瑠璃と奈々がデラックスダブルの部屋に案内すると、清河は珍しそうに部屋を見渡した。

「いや、充分や。これでも広すぎるくらいや。ええの?こんな豪華な部屋使わせてもろても」
「もちろん!夕食も、お好きなレストランで召し上がってくださいね。あとで予約を入れておきます」

まずはごゆっくりお茶でもどうぞ、と瑠璃がソファを勧める。

清河は、おおきに、と言ってお茶を飲みながら、窓からの景色に目をやった。

「すごいなあ、これが東京か。
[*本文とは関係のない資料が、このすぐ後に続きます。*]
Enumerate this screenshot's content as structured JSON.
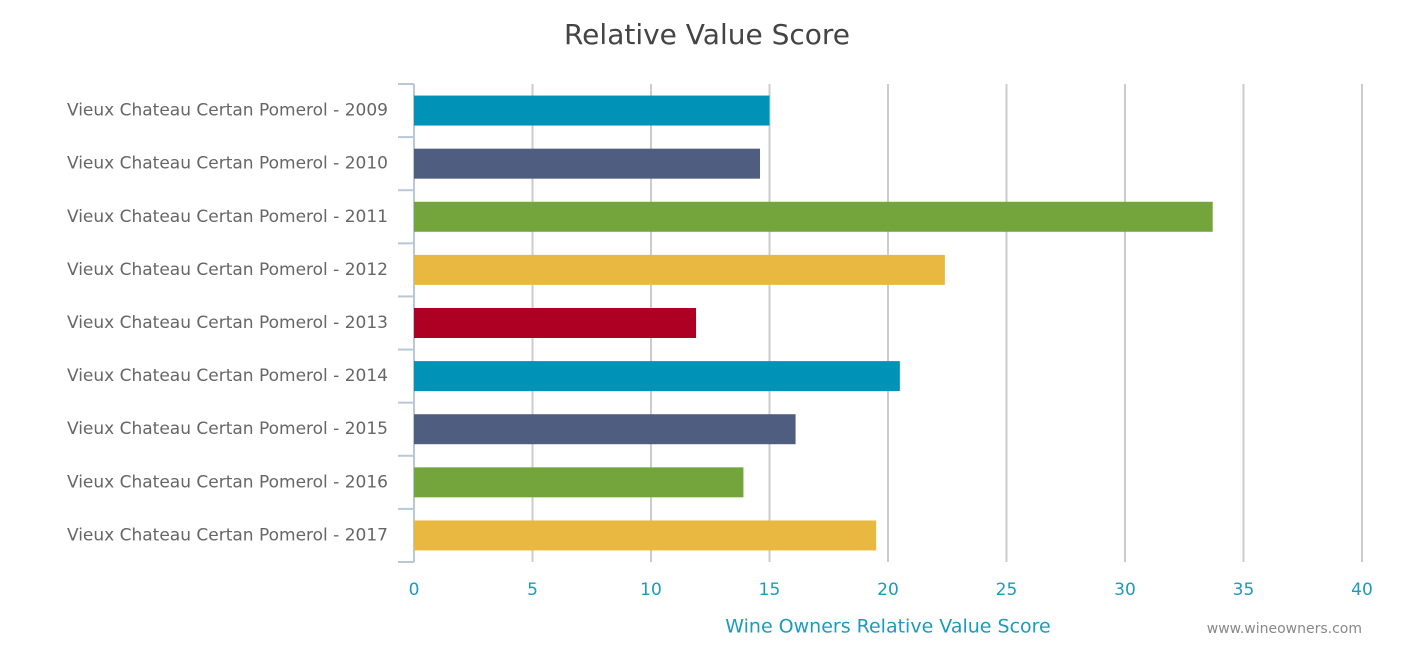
{
  "chart_data": {
    "type": "bar",
    "orientation": "horizontal",
    "title": "Relative Value Score",
    "categories": [
      "Vieux Chateau Certan Pomerol - 2009",
      "Vieux Chateau Certan Pomerol - 2010",
      "Vieux Chateau Certan Pomerol - 2011",
      "Vieux Chateau Certan Pomerol - 2012",
      "Vieux Chateau Certan Pomerol - 2013",
      "Vieux Chateau Certan Pomerol - 2014",
      "Vieux Chateau Certan Pomerol - 2015",
      "Vieux Chateau Certan Pomerol - 2016",
      "Vieux Chateau Certan Pomerol - 2017"
    ],
    "values": [
      15,
      14.6,
      33.7,
      22.4,
      11.9,
      20.5,
      16.1,
      13.9,
      19.5
    ],
    "colors": [
      "#0093b8",
      "#4f5e80",
      "#73a53c",
      "#e9b841",
      "#ad0023",
      "#0093b8",
      "#4f5e80",
      "#73a53c",
      "#e9b841"
    ],
    "xlabel": "Wine Owners Relative Value Score",
    "xlim": [
      0,
      40
    ],
    "xticks": [
      0,
      5,
      10,
      15,
      20,
      25,
      30,
      35,
      40
    ],
    "grid": true,
    "credit": "www.wineowners.com"
  }
}
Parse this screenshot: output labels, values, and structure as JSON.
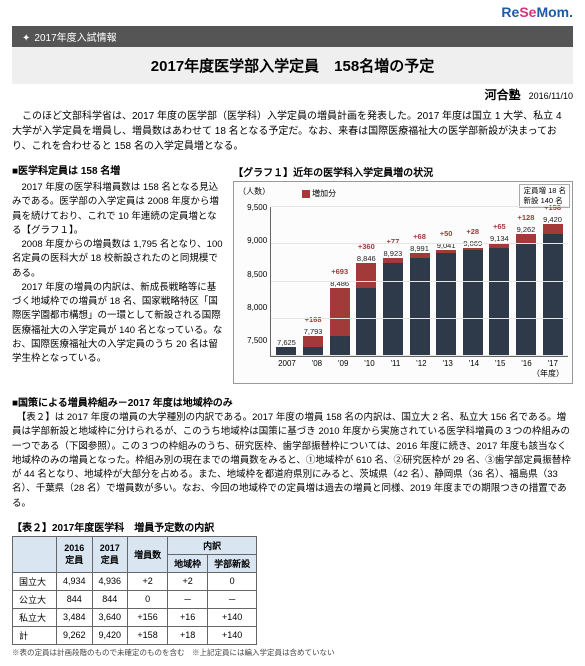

ばあさんにも見せてやりたかったわ」

奈々が、声のトーンを落として聞く。

「清河さん、今は一人暮らし?」
「ああ。3年前にばあさんに先立たれてな。子どもはおらんかったし」

瑠璃は、京都で訪れた小さなお店を思い出した。

80歳になると言っていた清河は、あそこに一人で暮らしているのだろう。

「わしも、ふと考えるんや。そろそろ店を畳もうかってな」
「えっ!」

瑠璃達は驚いて清河の顔を見つめる。

「跡継ぎもおらんし、弟子もおらん。今ある作品を売り切ったら、もう作ることはないわ」

(そんな…)

何かを言いたくても言葉に出来ず、瑠璃と奈々は、お茶を飲む清河のどこか寂しそうな横顔を黙って見ていた。